Kita pun harus berkumpul di sekeliling salib itu. Kristus dan Dia yang sudah disalibkan itu haruslah menjadi pokok renungan, pokok percakapan, dan gelora hati yang paling penuh kesukaan. Kita harus ingat di dalam pikiran kita tiap-tiap berkat yang kita terima dari Tuhan, dan apabila kita seharusnya mau mempercayakan segala sesuatu ke dalam tangan yang telah terpaku di kayu palang karena kita.

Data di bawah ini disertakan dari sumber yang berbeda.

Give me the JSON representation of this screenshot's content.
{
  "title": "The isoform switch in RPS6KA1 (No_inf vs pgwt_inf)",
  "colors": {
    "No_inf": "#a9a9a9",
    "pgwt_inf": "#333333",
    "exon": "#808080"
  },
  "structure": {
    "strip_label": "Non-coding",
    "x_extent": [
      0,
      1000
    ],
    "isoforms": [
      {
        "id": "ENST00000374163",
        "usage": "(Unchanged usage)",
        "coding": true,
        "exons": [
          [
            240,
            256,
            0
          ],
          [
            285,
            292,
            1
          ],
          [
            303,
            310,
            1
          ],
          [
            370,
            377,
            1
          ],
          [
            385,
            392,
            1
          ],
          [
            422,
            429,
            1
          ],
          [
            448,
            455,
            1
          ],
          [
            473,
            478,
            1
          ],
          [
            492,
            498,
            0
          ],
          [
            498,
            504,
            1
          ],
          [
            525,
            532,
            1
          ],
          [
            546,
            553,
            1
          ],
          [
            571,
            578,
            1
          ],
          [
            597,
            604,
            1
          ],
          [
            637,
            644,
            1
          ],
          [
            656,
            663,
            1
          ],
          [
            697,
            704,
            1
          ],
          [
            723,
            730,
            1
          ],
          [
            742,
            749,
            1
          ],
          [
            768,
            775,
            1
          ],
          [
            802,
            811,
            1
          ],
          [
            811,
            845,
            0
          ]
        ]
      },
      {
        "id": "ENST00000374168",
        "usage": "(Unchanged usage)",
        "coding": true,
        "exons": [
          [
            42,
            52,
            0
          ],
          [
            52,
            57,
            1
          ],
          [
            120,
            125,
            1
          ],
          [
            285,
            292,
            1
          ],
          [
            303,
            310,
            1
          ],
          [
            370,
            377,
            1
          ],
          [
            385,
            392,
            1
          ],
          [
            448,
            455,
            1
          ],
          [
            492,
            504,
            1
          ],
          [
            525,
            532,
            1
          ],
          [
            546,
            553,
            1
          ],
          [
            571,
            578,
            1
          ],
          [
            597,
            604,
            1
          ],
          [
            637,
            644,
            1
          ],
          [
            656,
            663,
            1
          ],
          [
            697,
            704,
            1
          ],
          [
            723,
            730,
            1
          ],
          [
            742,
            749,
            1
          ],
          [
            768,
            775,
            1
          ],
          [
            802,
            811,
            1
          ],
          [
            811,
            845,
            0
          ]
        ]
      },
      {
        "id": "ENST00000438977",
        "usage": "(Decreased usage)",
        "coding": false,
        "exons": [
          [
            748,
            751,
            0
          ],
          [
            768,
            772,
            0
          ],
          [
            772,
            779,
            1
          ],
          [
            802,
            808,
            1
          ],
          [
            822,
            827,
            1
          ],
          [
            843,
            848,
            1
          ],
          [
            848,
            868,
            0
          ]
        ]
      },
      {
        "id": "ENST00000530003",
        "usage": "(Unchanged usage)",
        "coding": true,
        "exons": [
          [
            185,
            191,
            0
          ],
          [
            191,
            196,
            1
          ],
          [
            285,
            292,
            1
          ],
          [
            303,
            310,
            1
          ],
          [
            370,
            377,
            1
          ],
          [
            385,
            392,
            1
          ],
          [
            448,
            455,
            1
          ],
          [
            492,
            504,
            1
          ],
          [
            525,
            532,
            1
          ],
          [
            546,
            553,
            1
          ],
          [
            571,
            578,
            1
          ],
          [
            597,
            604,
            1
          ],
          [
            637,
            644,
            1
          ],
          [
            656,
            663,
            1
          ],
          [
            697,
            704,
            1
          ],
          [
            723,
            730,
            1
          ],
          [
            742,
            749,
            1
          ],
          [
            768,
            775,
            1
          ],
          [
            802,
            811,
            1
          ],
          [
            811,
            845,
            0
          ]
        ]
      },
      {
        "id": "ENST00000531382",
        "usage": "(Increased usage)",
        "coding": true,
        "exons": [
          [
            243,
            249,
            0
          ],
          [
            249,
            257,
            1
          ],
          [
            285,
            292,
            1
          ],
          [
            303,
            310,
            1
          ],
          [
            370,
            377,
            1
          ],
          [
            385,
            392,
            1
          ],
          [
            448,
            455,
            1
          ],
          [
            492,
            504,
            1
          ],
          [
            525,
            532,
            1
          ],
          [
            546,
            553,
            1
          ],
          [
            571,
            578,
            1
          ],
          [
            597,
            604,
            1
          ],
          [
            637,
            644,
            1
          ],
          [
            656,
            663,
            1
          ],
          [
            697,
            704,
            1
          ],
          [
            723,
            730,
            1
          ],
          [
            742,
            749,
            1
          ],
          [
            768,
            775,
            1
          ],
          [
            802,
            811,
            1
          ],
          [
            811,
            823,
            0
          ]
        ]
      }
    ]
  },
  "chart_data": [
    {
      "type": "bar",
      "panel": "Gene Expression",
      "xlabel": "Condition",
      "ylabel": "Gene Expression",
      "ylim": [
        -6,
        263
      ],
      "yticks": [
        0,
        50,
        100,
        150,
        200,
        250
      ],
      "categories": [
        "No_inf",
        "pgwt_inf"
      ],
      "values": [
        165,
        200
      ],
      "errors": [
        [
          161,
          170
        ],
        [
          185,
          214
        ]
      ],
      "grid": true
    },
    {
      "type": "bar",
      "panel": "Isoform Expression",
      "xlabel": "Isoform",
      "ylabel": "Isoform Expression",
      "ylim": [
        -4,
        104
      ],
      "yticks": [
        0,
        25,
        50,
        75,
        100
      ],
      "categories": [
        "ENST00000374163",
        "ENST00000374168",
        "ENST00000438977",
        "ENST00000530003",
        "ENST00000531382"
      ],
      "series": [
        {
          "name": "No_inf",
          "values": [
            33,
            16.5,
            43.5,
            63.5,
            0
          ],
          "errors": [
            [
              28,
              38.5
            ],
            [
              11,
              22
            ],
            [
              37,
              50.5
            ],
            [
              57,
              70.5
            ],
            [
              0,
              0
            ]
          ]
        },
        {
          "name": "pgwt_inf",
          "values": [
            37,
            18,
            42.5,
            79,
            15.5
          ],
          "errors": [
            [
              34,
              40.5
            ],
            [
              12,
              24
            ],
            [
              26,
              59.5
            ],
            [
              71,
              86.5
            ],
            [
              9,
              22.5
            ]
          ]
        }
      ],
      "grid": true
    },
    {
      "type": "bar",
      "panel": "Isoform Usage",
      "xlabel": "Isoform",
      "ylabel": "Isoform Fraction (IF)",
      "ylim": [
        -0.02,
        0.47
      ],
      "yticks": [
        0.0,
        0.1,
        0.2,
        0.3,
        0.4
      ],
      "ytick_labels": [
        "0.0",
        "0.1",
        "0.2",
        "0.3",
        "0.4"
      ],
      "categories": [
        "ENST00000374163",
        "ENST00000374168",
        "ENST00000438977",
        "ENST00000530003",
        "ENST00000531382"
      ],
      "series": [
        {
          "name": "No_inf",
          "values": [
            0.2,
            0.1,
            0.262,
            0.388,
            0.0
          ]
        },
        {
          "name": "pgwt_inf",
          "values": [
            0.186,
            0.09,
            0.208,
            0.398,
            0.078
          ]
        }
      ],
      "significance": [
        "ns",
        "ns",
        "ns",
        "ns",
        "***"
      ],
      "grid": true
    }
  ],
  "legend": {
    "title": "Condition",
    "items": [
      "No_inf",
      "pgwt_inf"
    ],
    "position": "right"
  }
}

Jiwa dapat naik lebih dekat ke surga dengan sayap-sayap pujian. Allah dipuja dengan lagu dan musik di surga, dan jika kita menyatakan rasa terima kasih kita. Kita mendekati kebaktian balatentara surga. “Siapa yang mempersembahkan syukur sebagai korban, ia memuliakan Aku,” (Mazmur 50:23). Marilah dengan gembira memuji, datang kepada Khalik kita disertai “kegirangan dan sukacita.” (Yesaya 51:3).